Lima Menit

2.2K 149 9
                                    

Delia menggeliat dalam tidurnya, hawa dingin yang sejak tadi ia rasakan berubah menjadi hangat membuatnya semakin enggan untuk membuka mata. Sebenarnya Delia sudah bangun sejak subuh, tapi karena hujan yang tak reda sejak semalam membuatnya kembali mengantuk dan memilih untuk tidur. Salah satu kegiatan anak muda saat libur adalah tidur sepuas-puasnya.

Tapi sayang, kenyamanan dalam tidurnya harus terganggu karena bunyi notifikasi dari ponselnya. Sebenarnya ia malas untuk memeriksanya, tapi ia penasaran karena itu nada khusus untuk setiap pesan dari Sarah.

Dalam hatinya ia memang sedang kesal pada Sarah yang telah mengingkari janji untuk jogging bersama pagi ini, karena menurut info yang Papanya dapatkan, Sarah pergi bersama Ayah dan calon Bundanya. Ia kesal Sarah tak memberi tahunya lebih dulu, walaupun sebenarnya mereka tetap tidak akan bisa jogging karena sampai sekarang hujan masih cukup deras.

Diraihnya ponsel di atas nakas, jari-jarinya lihai di atas layar ponsel. Dibukanya pesan dari Sarah, seiring otaknya yang merangkai kata-kata kekesalan yang akan ia sampaikan pada Sarah.

Ternyata Sarah hanya mengirimkan pesan suara, dua sekaligus.

Delia memutar dan mendengarkannya seksama. Perlahan-lahan ekspresinya berubah tak terbaca, kantuknya telah menguap entah kemana.

"Loh kok malah tidur lagi," tegur Andra.

Entah kapan Andra masuk, Delia tak menyadarinya karena terlalu sibuk dengan pikiran serta prasangkanya yang tak berujung.

Disimpannya kembali ponsel ke atas nakas. Lalu beralih pada Andra yang kini duduk di pinggiran ranjang.

"Lagian mau ngapain lagi. Sarapan udah, mau jogging gak jadi, di luar masih hujan, ya udah tidur lagi aja," rajuk Delia.

Andra mengacak rambut putrinya pelan, "Dasar pemalas."

"Bukannya malas Pa!" Sangkal Delia. "Aku emang gak ada rencana apapun hari ini."

"Masa sih?"

Andra memasang ekspresi tanpak sedang berpikir.

"Lalu siapa yang ada rencana mau nganterin Papanya ke bandara. Apa dia lupa?"

"Iiihh Papa!" Delia bergelayut manja di bahu Andra. "Nggak lupa dong. Delia pasti nganterin Papa."

"Kenapa sekarang masih di tempat tidur?" Tuduh Andra.

"Papa kan berangkatnya nanti sore, ini masih jam sebelas."

"Ada perubahan rencana."

Delia memandang Andra dengan raut muka serius, siap mendengar rencana baru Papanya.

"Kita akan ke panti asuhan dulu, lalu dari sana langsung ke bandara."
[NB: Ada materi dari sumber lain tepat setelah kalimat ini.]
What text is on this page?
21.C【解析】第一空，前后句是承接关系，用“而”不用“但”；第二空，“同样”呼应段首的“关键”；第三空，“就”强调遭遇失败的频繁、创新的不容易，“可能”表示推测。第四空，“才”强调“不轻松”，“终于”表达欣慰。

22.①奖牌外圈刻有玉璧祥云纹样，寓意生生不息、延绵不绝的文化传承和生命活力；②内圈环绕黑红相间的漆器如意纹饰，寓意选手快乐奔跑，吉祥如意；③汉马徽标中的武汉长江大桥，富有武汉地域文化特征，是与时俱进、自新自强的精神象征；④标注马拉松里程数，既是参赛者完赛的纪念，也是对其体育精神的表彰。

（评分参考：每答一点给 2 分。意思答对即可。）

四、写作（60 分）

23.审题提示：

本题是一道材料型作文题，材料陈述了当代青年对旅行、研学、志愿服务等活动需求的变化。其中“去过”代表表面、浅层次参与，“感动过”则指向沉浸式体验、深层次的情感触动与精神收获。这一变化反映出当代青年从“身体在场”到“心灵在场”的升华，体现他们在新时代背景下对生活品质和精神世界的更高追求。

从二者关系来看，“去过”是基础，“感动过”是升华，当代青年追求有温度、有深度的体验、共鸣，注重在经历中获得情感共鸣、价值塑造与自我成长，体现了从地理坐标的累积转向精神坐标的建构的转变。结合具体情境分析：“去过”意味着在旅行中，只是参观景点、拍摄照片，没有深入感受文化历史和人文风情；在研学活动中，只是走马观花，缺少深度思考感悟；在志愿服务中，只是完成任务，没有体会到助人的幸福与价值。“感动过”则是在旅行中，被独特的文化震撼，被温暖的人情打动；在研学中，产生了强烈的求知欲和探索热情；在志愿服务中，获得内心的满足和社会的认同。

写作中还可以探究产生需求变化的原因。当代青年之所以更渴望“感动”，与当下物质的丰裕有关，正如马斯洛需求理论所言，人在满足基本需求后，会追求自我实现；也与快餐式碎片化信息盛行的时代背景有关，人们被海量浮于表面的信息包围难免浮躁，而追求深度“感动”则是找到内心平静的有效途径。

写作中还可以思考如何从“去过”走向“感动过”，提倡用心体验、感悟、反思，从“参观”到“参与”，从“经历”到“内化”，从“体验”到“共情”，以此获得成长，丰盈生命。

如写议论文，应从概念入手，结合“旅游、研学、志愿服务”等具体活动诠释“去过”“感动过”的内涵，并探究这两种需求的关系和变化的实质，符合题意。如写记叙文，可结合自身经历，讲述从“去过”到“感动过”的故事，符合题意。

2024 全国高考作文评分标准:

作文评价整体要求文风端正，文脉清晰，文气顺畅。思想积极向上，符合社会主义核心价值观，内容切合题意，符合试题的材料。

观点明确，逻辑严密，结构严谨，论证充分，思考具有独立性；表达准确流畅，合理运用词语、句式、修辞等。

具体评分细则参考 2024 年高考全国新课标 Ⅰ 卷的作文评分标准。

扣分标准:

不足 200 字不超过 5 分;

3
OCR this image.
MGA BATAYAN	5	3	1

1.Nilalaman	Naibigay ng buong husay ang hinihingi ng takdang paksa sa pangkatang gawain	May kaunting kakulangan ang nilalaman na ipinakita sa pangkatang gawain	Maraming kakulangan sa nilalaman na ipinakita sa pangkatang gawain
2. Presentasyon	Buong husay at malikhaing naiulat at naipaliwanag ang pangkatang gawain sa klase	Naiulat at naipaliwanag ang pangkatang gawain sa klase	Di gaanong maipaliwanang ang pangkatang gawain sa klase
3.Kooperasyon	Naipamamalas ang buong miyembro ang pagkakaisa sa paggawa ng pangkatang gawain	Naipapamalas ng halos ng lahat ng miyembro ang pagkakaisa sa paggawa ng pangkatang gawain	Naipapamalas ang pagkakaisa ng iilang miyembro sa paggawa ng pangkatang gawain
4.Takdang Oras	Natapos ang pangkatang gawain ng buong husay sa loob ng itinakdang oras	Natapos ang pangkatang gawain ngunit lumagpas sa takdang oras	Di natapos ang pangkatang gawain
Diam. Mendengar rencana baru Andra, Delia mendadak tak bersuara. Ia tahu panti asuhan mana yang dimaksud. Panti asuhan yang sama dengan tempat El pernah mengajaknya. Tak banyak waktu yang mereka habiskan di sana, tapi entah kenapa selalu ada kenangan El di sana.
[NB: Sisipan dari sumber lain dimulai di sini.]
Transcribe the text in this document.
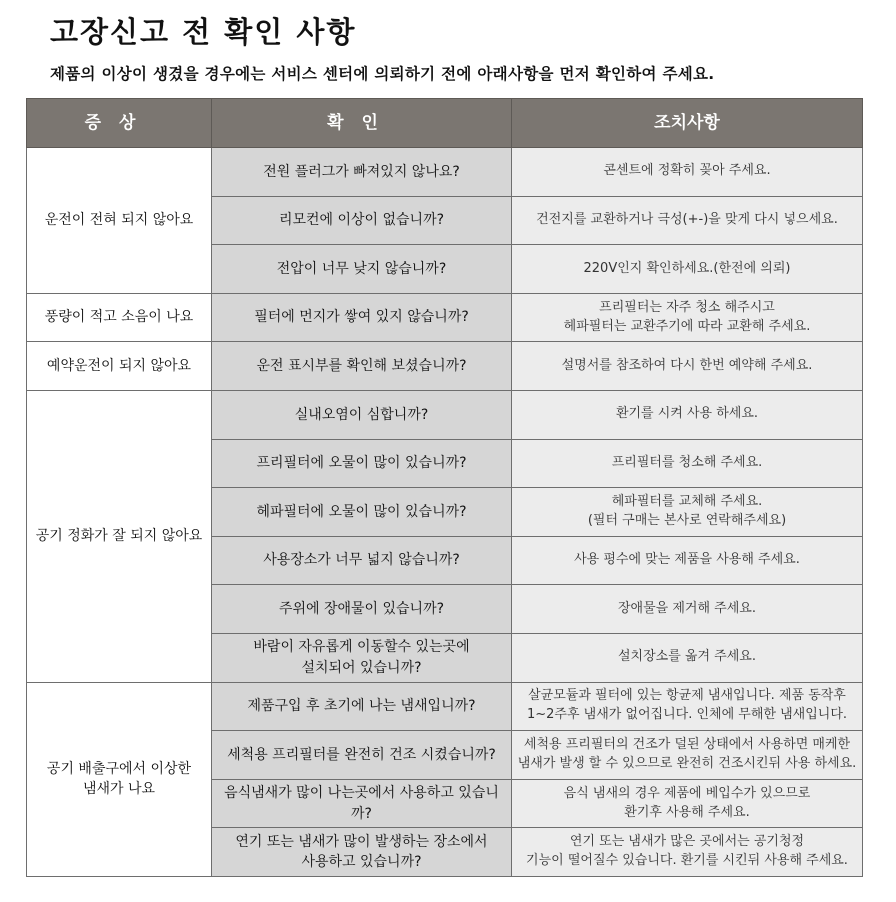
고장신고 전 확인 사항
제품의 이상이 생겼을 경우에는 서비스 센터에 의뢰하기 전에 아래사항을 먼저 확인하여 주세요.
증상	확인	조치사항

운전이 전혀 되지 않아요	전원 플러그가 빠져있지 않나요?	콘센트에 정확히 꽂아 주세요.

	리모컨에 이상이 없습니까?	건전지를 교환하거나 극성(+-)을 맞게 다시 넣으세요.

	전압이 너무 낮지 않습니까?	220V인지 확인하세요.(한전에 의뢰)

풍량이 적고 소음이 나요	필터에 먼지가 쌓여 있지 않습니까?	프리필터는 자주 청소 해주시고
헤파필터는 교환주기에 따라 교환해 주세요.

예약운전이 되지 않아요	운전 표시부를 확인해 보셨습니까?	설명서를 참조하여 다시 한번 예약해 주세요.

공기 정화가 잘 되지 않아요	실내오염이 심합니까?	환기를 시켜 사용 하세요.

	프리필터에 오물이 많이 있습니까?	프리필터를 청소해 주세요.

	헤파필터에 오물이 많이 있습니까?	헤파필터를 교체해 주세요.
(필터 구매는 본사로 연락해주세요)

	사용장소가 너무 넓지 않습니까?	사용 평수에 맞는 제품을 사용해 주세요.

	주위에 장애물이 있습니까?	장애물을 제거해 주세요.

	바람이 자유롭게 이동할수 있는곳에
설치되어 있습니까?	설치장소를 옮겨 주세요.

공기 배출구에서 이상한
냄새가 나요	제품구입 후 초기에 나는 냄새입니까?	살균모듈과 필터에 있는 항균제 냄새입니다. 제품 동작후
1~2주후 냄새가 없어집니다. 인체에 무해한 냄새입니다.

	세척용 프리필터를 완전히 건조 시켰습니까?	세척용 프리필터의 건조가 덜된 상태에서 사용하면 매케한
냄새가 발생 할 수 있으므로 완전히 건조시킨뒤 사용 하세요.

	음식냄새가 많이 나는곳에서 사용하고 있습니까?	음식 냄새의 경우 제품에 베입수가 있으므로
환기후 사용해 주세요.

	연기 또는 냄새가 많이 발생하는 장소에서
사용하고 있습니까?	연기 또는 냄새가 많은 곳에서는 공기청정
기능이 떨어질수 있습니다. 환기를 시킨뒤 사용해 주세요.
Ah hidup. Di saat dirinya berusaha mati-matian menghindari semua hal yang berhubungan dengan pria itu, takdir justru terus mrngingatkannya akan El.

"Hei, kenapa jadi bengong?" Pertanyaan Andra membuyarkan lamunan Delia.

"Eh itu Pa..." Delia tampak berpikir sejenak. "Papa udah packing belom?"

Andra mengangguk mengiyakan. "Tadi malam Papa mau minta bantuin packing, eh kamunya malah ngurung diri di kamar."

Kembali ucapan Andra mengingat Delia pada kejadian tadi malam. Ia terpaksa mematikan lampu di saat dirinya belum mau tidur, karena suatu hal yang membuatnya jengkel pada Sarah karena pesan-pesan itu.